Three Students Named Stanford Innovation Fellows
Three Swarthmore students have been named Stanford University Innovation Fellows (UIF), an honor bestowed upon students who have completed six weeks of intensive training designed to fuel campus leadership, innovation, and entrepreneurship.
Fiorenza Herrera Diaz ’21, Haron Kalii ’23, and Edward Tranter ’22 join this year’s cohort, building on their experiences as design interns with Swarthmore’s Center for Innovation and Leadership (CIL). They will foster opportunities for peers to unlock their creative potential and develop the design-centered mindset required to take on complex challenges in today’s world.
“I’m extremely excited to become part of the Stanford Innovation family and to work on my projects with the CIL,” says Tranter, an honors political science major from Great Britain. “I hope to develop my design-thinking skills and to reinvent how we make change at Swarthmore.”
“We’ll work to address the new challenges that arise from a virtual environment to ensure all students have access to the opportunities Swarthmore offers,” adds Diaz, an economics and peace & conflict studies major from Wilmington, N.C. “I’m excited and grateful to be part of this team.”
Run by Stanford’s Hasso Plattner Institute of Design, the UIF program amplifies the student voice in the global conversation about the future of education. Fellows are immersed in the innovation and entrepreneurship ecosystem at their schools, working closely with faculty, administrators, and community stakeholders.
“We are thrilled to have our CIL design interns go through the Stanford training program in design-thinking so they can learn the process and use it to positively impact the campus community at Swarthmore,” says Katie Clark, assistant dean of integrated learning and leadership and director of the CIL.
Each of the fellows outlined a strategic priority to expand design-thinking at Swarthmore. Kalii will focus on giving students more guidance on how to turn innovative ideas into implementable projects. He designed a 10-week course on systems thinking, to be offered this spring, to guide student innovators through the project-design process and establish a “feedback channel” between new and experienced innovators.
“Through this fellowship, I have been challenged to think not just about the Swarthmore innovation and entrepreneurship ecosystem, but also to find gaps that I can fill,” says Kalii, a mathematics and economics major from Kenya. “I’m thankful that I get to be part of an auspicious team of fellows, all of whom are very passionate about innovation at Swarthmore College.”
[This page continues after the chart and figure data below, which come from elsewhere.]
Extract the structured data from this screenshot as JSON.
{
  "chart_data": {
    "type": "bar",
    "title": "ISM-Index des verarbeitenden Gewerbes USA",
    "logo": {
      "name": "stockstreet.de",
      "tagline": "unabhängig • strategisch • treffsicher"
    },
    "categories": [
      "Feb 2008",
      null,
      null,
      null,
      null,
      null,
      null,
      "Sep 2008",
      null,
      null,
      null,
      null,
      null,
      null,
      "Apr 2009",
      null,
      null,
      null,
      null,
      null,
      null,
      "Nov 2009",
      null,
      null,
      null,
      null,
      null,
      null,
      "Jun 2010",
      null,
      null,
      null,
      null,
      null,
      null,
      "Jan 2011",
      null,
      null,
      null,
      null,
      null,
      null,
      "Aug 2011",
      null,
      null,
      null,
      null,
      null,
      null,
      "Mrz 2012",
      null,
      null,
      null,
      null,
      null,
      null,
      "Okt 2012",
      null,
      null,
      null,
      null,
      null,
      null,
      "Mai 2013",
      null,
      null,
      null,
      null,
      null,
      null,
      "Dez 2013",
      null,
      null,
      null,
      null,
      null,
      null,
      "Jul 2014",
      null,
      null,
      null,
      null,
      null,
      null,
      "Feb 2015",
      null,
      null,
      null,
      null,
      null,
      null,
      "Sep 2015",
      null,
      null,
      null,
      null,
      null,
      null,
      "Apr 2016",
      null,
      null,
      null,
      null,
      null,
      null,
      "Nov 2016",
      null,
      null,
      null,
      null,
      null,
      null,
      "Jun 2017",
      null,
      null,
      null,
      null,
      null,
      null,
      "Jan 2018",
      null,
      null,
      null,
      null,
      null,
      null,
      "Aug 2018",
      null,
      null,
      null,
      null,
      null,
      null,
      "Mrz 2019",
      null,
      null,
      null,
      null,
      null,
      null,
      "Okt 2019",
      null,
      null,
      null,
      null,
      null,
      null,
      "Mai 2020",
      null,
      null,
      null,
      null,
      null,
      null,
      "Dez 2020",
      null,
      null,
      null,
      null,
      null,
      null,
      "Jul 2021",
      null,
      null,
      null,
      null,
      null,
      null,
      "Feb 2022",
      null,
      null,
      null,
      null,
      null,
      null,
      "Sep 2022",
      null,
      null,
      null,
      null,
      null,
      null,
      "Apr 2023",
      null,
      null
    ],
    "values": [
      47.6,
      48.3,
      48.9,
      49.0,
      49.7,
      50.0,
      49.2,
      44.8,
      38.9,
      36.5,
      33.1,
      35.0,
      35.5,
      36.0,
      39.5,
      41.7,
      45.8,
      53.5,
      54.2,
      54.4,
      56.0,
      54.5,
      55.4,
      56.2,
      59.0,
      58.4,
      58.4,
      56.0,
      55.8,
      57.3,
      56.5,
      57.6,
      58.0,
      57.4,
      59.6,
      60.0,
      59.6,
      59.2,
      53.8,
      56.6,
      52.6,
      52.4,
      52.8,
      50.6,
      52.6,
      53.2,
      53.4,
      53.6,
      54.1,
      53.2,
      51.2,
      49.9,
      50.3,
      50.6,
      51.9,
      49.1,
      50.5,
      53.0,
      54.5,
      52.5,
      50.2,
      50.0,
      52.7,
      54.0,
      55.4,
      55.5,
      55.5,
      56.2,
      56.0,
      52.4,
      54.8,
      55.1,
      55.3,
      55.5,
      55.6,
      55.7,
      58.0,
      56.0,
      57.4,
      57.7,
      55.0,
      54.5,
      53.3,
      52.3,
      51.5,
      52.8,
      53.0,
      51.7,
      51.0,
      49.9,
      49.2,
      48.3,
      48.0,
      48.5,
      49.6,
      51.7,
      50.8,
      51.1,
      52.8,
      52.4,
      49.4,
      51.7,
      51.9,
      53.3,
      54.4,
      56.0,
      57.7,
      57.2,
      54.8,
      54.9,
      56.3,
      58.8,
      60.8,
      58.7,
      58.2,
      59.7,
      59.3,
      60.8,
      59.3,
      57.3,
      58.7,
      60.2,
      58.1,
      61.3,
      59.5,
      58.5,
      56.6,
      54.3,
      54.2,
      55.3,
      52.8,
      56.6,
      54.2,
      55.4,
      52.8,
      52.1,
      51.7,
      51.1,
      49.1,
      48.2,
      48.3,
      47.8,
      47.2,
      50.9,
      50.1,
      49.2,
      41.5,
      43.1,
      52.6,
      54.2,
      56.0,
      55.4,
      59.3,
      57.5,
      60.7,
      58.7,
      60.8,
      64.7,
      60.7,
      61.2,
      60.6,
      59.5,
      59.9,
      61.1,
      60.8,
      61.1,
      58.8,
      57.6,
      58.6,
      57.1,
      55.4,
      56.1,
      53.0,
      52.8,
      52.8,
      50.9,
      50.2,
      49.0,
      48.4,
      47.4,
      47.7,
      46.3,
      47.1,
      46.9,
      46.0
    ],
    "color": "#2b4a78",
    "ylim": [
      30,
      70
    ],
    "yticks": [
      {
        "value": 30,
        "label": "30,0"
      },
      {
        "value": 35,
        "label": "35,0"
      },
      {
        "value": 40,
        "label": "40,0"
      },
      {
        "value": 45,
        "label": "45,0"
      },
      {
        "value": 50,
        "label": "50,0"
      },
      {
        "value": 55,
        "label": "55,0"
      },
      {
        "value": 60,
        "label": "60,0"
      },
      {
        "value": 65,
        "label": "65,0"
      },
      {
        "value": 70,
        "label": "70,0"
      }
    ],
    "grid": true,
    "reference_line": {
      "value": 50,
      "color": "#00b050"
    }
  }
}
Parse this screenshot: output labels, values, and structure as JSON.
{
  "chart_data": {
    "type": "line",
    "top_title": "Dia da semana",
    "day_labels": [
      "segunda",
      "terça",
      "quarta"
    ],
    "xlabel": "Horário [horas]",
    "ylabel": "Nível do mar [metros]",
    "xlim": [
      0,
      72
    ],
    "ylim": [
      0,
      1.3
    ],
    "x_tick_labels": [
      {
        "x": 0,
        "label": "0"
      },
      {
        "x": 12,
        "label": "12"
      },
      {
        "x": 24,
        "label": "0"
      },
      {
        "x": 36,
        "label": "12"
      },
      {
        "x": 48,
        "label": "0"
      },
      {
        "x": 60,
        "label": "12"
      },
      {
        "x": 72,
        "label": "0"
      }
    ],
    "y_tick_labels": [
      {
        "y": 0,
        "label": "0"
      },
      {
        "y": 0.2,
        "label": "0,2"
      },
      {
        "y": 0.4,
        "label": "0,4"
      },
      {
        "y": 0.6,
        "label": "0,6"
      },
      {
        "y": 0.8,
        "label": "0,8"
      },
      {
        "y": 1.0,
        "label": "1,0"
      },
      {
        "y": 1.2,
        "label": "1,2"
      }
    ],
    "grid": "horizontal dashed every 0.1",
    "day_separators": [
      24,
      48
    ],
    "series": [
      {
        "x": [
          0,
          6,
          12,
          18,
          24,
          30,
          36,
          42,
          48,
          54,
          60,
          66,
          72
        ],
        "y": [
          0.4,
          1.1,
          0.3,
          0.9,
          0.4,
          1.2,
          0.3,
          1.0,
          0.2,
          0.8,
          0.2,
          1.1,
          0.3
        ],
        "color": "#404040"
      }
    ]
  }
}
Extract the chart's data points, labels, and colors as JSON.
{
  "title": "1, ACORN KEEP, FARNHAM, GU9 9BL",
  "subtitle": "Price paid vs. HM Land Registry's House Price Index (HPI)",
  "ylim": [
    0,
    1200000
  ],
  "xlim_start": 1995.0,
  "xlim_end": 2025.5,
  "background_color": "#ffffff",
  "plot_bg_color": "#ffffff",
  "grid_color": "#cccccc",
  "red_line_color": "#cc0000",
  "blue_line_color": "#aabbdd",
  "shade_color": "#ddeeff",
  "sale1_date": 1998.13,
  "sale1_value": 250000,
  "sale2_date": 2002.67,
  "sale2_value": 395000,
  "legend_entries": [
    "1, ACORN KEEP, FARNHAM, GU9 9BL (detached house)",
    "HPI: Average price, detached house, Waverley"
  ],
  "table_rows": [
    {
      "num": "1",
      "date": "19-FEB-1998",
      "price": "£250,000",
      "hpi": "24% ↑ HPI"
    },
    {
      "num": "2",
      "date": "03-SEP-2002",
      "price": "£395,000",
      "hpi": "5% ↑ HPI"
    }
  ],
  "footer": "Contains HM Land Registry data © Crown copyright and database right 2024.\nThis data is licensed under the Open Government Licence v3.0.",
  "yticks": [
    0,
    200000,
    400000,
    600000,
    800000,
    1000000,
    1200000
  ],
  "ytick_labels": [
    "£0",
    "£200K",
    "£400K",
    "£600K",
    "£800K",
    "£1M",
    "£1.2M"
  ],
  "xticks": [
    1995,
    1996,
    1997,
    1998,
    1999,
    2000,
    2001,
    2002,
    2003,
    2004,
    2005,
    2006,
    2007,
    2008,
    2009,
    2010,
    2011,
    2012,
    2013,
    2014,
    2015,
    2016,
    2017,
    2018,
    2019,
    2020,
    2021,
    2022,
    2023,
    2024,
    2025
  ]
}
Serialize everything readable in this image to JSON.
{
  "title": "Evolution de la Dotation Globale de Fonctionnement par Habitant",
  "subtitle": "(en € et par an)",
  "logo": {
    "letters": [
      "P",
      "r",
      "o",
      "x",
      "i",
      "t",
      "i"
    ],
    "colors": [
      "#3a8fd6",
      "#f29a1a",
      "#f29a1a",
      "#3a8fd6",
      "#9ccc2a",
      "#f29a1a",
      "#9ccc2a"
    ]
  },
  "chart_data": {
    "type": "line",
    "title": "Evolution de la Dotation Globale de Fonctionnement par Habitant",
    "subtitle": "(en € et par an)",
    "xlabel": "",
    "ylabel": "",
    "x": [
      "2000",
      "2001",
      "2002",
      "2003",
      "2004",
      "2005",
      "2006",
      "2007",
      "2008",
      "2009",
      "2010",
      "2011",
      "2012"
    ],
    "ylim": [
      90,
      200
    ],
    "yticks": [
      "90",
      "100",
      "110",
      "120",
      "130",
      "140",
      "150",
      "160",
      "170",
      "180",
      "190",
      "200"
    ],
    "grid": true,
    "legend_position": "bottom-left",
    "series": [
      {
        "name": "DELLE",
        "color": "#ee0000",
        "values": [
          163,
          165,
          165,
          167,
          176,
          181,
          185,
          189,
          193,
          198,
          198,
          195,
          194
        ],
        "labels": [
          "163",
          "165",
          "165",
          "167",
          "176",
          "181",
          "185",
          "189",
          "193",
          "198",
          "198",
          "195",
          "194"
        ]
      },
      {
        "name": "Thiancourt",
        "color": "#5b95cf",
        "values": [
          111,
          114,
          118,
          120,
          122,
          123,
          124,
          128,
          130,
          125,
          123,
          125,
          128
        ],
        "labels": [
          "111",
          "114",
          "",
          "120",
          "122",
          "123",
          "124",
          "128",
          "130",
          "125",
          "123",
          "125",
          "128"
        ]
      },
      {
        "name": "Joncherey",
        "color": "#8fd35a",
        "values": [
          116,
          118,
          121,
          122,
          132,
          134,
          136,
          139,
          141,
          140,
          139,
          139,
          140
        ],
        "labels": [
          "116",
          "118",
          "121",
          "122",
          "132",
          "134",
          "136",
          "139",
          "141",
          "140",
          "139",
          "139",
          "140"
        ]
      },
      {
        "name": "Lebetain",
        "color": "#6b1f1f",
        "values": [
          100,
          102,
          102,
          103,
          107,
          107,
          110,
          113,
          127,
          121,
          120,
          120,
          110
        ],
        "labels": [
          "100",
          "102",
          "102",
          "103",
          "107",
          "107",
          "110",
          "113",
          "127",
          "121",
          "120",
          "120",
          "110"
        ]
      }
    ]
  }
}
As a result of the shift to online learning, Diaz noted that many students feel detached from the innovation ecosystem on campus and lack motivation to pursue extracurricular activities. She is designing a one-day virtual design-thinking challenge in partnership with the CIL and Innovations Program of Haverford College. Participants will collaborate to address a challenge presented by the city of Philadelphia, seizing the chance to connect with fellow innovators and earn a certificate that attests to their skill development.
“Their experience would motivate them to apply design-thinking to other challenges they face,” Diaz says, “and establish a connection to the innovation resources available at Swarthmore.”
Tranter’s focus will be putting innovation onto the radar of students earlier in their time at Swarthmore. He notes that students from liberal arts institutions are facing a tougher job market, requiring more experience with design-thinking than ever before.
“Although the term ‘social entrepreneurship’ has become less vague for students since my first year at Swarthmore, there’s still work to be done,” he says. “Through this Stanford training, we have upgraded our design-thinking skills, and we feel ready to take this problem on.”